One of Xstrata's 40 largest investors added: "The deal looks much more likely to happen now. I'd be surprised if the independent Xstrata directors say no."
GLASENBERG AT THE TOP
In line with proposals on Friday, Glencore's Glasenberg would take the top job at the expense of Xstrata boss Davis, a mining industry veteran who would have taken the chief executive role under the original offer. Davis, already one of the best-paid chief executives of the FTSE 100, was left bruised by a package to keep him in his job that was deemed too generous, and by Xstrata's decision to back a deal many investors disowned.

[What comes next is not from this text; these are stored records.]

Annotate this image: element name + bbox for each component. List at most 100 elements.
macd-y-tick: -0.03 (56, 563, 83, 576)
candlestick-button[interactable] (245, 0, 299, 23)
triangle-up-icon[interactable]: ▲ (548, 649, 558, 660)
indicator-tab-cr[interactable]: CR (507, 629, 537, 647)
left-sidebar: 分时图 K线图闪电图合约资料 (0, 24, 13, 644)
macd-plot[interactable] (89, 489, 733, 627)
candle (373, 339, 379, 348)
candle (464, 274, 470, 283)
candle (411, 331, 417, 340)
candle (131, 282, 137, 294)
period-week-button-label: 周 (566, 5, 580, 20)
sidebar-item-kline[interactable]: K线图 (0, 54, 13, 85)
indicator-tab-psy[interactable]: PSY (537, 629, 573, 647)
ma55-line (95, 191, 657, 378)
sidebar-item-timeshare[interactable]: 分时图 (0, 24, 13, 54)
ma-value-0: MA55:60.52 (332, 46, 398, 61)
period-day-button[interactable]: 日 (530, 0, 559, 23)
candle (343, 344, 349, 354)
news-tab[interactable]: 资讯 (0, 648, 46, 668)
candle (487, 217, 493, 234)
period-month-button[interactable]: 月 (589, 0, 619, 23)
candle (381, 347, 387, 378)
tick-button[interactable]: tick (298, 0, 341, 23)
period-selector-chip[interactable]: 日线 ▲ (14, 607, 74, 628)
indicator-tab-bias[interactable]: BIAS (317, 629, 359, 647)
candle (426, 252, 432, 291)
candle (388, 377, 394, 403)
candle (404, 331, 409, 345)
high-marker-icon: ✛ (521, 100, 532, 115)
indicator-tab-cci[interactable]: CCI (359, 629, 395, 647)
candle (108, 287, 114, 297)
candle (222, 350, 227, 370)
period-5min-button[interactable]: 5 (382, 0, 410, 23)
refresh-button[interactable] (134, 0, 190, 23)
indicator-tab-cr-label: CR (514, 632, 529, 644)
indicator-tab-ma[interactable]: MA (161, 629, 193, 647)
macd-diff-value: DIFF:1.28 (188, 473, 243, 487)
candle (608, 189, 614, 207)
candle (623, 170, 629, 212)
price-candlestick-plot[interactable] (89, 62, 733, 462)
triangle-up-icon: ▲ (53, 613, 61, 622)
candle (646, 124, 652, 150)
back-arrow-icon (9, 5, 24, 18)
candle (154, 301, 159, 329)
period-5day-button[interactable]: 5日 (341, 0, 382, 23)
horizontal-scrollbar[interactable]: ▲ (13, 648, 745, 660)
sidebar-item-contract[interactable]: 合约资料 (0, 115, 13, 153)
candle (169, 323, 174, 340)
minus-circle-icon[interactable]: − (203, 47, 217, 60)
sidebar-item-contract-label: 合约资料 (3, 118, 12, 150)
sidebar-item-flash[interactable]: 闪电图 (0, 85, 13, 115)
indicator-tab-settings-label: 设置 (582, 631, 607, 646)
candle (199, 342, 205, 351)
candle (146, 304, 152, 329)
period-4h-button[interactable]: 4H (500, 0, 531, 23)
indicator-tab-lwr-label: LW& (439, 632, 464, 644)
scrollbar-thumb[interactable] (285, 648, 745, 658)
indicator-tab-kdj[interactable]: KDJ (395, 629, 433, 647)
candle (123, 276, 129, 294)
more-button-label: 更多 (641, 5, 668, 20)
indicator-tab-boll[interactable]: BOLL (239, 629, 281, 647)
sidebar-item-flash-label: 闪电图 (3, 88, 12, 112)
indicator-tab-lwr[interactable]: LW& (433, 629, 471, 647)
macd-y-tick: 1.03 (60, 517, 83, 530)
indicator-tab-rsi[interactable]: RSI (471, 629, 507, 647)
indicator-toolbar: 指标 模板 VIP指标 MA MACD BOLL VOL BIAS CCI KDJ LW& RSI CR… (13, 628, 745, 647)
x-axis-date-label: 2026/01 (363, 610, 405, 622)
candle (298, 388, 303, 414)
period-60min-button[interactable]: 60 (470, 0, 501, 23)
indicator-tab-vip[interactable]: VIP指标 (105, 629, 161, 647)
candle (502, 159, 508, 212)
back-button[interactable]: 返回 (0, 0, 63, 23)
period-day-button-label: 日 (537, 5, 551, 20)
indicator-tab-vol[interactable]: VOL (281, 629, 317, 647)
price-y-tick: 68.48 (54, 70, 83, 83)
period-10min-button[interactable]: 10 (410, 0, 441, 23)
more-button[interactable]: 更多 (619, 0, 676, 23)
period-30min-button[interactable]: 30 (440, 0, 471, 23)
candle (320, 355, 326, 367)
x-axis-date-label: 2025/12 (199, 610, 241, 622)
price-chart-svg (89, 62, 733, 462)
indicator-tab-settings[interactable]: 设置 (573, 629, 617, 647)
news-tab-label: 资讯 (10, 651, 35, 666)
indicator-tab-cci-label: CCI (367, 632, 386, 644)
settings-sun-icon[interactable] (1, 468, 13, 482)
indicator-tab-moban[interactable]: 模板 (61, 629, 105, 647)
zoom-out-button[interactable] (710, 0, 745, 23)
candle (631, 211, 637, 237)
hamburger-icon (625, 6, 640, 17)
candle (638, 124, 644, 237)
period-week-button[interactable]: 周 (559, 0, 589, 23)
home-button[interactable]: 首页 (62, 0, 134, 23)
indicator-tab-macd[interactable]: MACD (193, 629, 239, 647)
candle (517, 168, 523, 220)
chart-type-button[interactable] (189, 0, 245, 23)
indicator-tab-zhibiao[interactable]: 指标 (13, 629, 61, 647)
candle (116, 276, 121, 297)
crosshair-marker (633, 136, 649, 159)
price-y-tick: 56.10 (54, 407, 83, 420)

Glasenberg - said by one source close to the deal to have "pounced" on the opportunity to oust his long-time rival - will take over after an interim period of six months. Davis has held the top job at Xstrata for a decade, building it up from a $500 million collection of zinc and ferrochrome assets into the world's fourth-largest diversified miner.
Xstrata is on the cusp of a period of production growth, as it moves from older, more expensive mines to newer, more efficient projects, boosting volumes by 50 percent by 2014.
"The thing (Davis) was brought in to do, he's done. He's a dealmaker. He's not an operator," said one of Xstrata's top 30 shareholders. "(Xstrata's) operators, who bring these things in on time and in the money - compared to most other people - they're the brilliant guys and they're staying."
In a gesture to appease both the independent directors and shareholders fretting over management of these projects, Glencore said it would keep a retention scheme for top managers.
Glencore, however, signaled it could change a package, seen by some investors as too generous. One source said that could involve setting tougher performance targets.
Xstrata Chairman John Bond will keep the job in the combined group, as under the original proposals, and the board will be drawn evenly from the two companies.
A former chairman of Vodafone and HSBC, Bond is considered a steadier hand than Glencore chairman Simon Murray, but has also been criticized by some minority shareholders for recommending the initial Glencore offer.
Glencore made a long-awaited takeover bid for Xstrata in February. But the offer ran into trouble and had been expected to fail as shareholders prepared to vote last Friday, with Qatar and other investors opposed the terms of the deal.
The impasse was resolved in late-night talks at a London hotel, facilitated by former British prime minister Tony Blair.